Eine Volkspartei muß mitten im Volk sein. Nur so ist sicher, daß es einen Austausch von Ideen und Konzepten zwischen Regierung, Parlamenten, Partei und Bevölkerung gibt - einen Austausch in beiden Richtungen. Unsere Mitglieder sind dabei das wichtigste Scharnier. Sie sorgen dafür, daß Parteien in der Gesellschaft verwurzelt bleiben; Sie bringen sich und ihre Forderungen in den Meinungsbildungsprozeß ein und gewährleisten, daß unsere Politik sich an Interessen und Bedürfnissen der Menschen ausrichtet.
Nicht überall ist die Verankerung in der Gesellschaft noch gegeben. Sie wieder herzustellen, die Türen für neue Menschen, die Köpfe für neue Ideen weit zu öffnen, ist Voraussetzung dafür, daß wir führende politische Kraft bleiben. Den gesellschaftlichen Wandel erkennen und aufnehmen, auf der Höhe der Zeit sein, Organisation und Programme immer wieder auf den Prüfstand stellen - wenn wir dies beherzigen, werden wir die neuen Anforderungen gut bestehen.
Differenzierte Kompetenzen entwickeln
Für den Erhalt als Mitgliederpartei, für den professionellen Umgang mit den Anforderungen der Mediengesellschaft und für den Aufbau einer dienstleistungsorientierten, lernbereiten Parteiorganisation müssen die sozialdemokratischen und sozialistischen Parteien Europas ein Bündel differenzierter Kompetenzen entwickeln. Sie benötigen dafür:
- Programm und Handlungskompetenz, das heißt: in zentralen Politikfeldern neue Optionen und Chancen aufnehmen, Korridore für deren Realisierung aufzeigen und konsequent in Regierungshandeln umsetzen.
- Innovationskompetenz, das heißt: gesellschaftliche Trends frühzeitig aufgreifen, diese Veränderungen rechtzeitig analysieren und kontinuierlich auch in politisches Handeln übersetzen.
- Dialogkompetenz, das heißt: Unterstützung für Reformen durch Moderation und Diskursorientierung erreichen.
- Kommunikationskompetenz, das heißt: Personen und Symbole für die Verbreitung von Ideen und Werten nutzen.
- Organisationskompetenz, das heißt: gesellschaftliche Veränderungen in organisatorischen und institutionellen Strukturen abbilden.
Professionalisierung der Parteiarbeit
Um leistungsfähig zu sein, brauchen moderne Parteien klare Informations- und Entscheidungsstrukturen sowie moderne Organisationselemente.

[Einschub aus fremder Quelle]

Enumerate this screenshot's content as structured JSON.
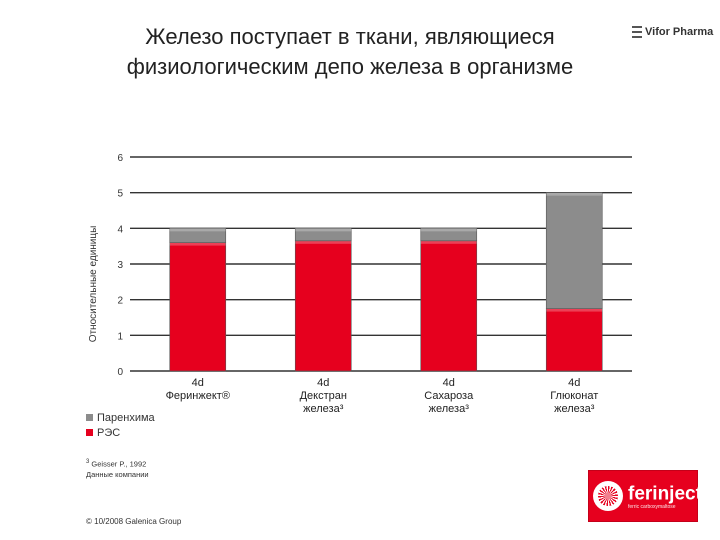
{
  "header": {
    "title_line1": "Железо поступает в ткани, являющиеся",
    "title_line2": "физиологическим депо железа в организме",
    "brand": "Vifor Pharma",
    "brand_icon": "menu-lines-icon"
  },
  "chart_data": {
    "type": "bar",
    "stacked": true,
    "ylabel": "Относительные единицы",
    "ylim": [
      0,
      6
    ],
    "yticks": [
      "0",
      "1",
      "2",
      "3",
      "4",
      "5",
      "6"
    ],
    "grid": true,
    "categories": [
      {
        "line1": "4d",
        "line2": "Феринжект®",
        "line3": ""
      },
      {
        "line1": "4d",
        "line2": "Декстран",
        "line3": "железа³"
      },
      {
        "line1": "4d",
        "line2": "Сахароза",
        "line3": "железа³"
      },
      {
        "line1": "4d",
        "line2": "Глюконат",
        "line3": "железа³"
      }
    ],
    "series": [
      {
        "name": "РЭС",
        "color": "#e6001e",
        "values": [
          3.6,
          3.65,
          3.65,
          1.75
        ]
      },
      {
        "name": "Паренхима",
        "color": "#8c8c8c",
        "values": [
          0.4,
          0.35,
          0.35,
          3.25
        ]
      }
    ],
    "legend_position": "bottom-left"
  },
  "legend": {
    "items": [
      {
        "label": "Паренхима",
        "color": "#8c8c8c"
      },
      {
        "label": "РЭС",
        "color": "#e6001e"
      }
    ]
  },
  "footnote": {
    "sup": "3",
    "line1": " Geisser P., 1992",
    "line2": "Данные компании"
  },
  "copyright": "© 10/2008 Galenica Group",
  "logo": {
    "word": "ferinject",
    "registered": "®",
    "sub": "ferric carboxymaltose",
    "emblem": "sunburst-emblem-icon"
  }
}
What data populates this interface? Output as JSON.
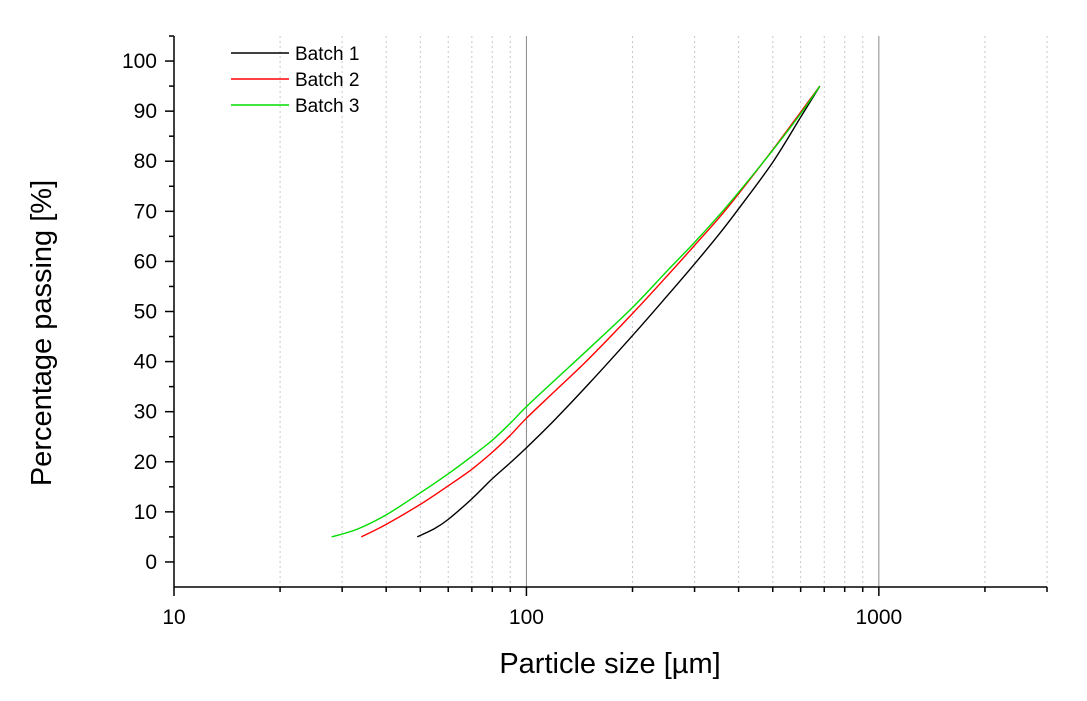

Ihr wichtigstes Kapital aber ist die Motivation und Qualifikation ihrer Mitarbeiter und ehrenamtlichen Repräsentanten. Gerade in Zeiten raschen Strukturwandels benötigen sie regelmäßige Schulung und Unterstützung. Qualifikation durch Managementwissen, Kommunikationsfähigkeit und Sachkompetenz sind dabei zentrale Elemente.
Aufbau einer Dienstleistungskultur
Dienstleister sein heißt für eine moderne Partei auch, eine vermittelnde Funktion zwischen verschiedenen politischen Institutionen einerseits und der Öffentlichkeit andererseits wahrzunehmen. Die Parteiorganisation ist Teil eines Netzwerkes, das die Schwesterparteien ebenso wie die Fraktionen, nahestehende Verbände und Gewerkschaften, Parteigliederungen und die Regierungsmitglieder umfaßt. Kommunikation wird aber nicht nur zwischen politischen Akteuren vermittelt, sondern auch mit den Parteimitgliedern, den Medien und den Wählern.
Öffnung der Partei
Voraussetzung für eine vermittelnde Rolle sozialdemokratischer Parteien ist ihre Offenheit gegenüber allen gesellschaftlichen Gruppen. Die Dialogfähigkeit ist die Grundlage für Kompetenz zur Innovation. Wir wollen uns deshalb öffnen für junge Menschen. Wir wollen offen für Menschen sein, die mit neuen Technologien und neuen Formen der Wirtschaft arbeiten. Und wir wollen offen sein für all jene, die eine punktuelle Mitarbeit, Projektarbeit oder Möglichkeiten zur befristeten Unterstützung einzelner Ziele oder Personen suchen.
Online-Partei werden
Dabei können die neuen Informations- und Kommunikationstechnologien, auch das Internet, helfen. Online-Partei zu sein heißt nicht nur, eine eigene Visitenkarte im weltweiten Netz vorzuzeigen: Es bedeutet auch, einen direkten Zugang zu den eigenen Mitgliedern zu haben und damit Informationen ohne den Filter der Medien weitergeben zu können. Das Internet ermöglicht eine schnellere, effizientere Kommunikation innerhalb der Organisation und ein Stück Deutungshoheit über die eigene Politik.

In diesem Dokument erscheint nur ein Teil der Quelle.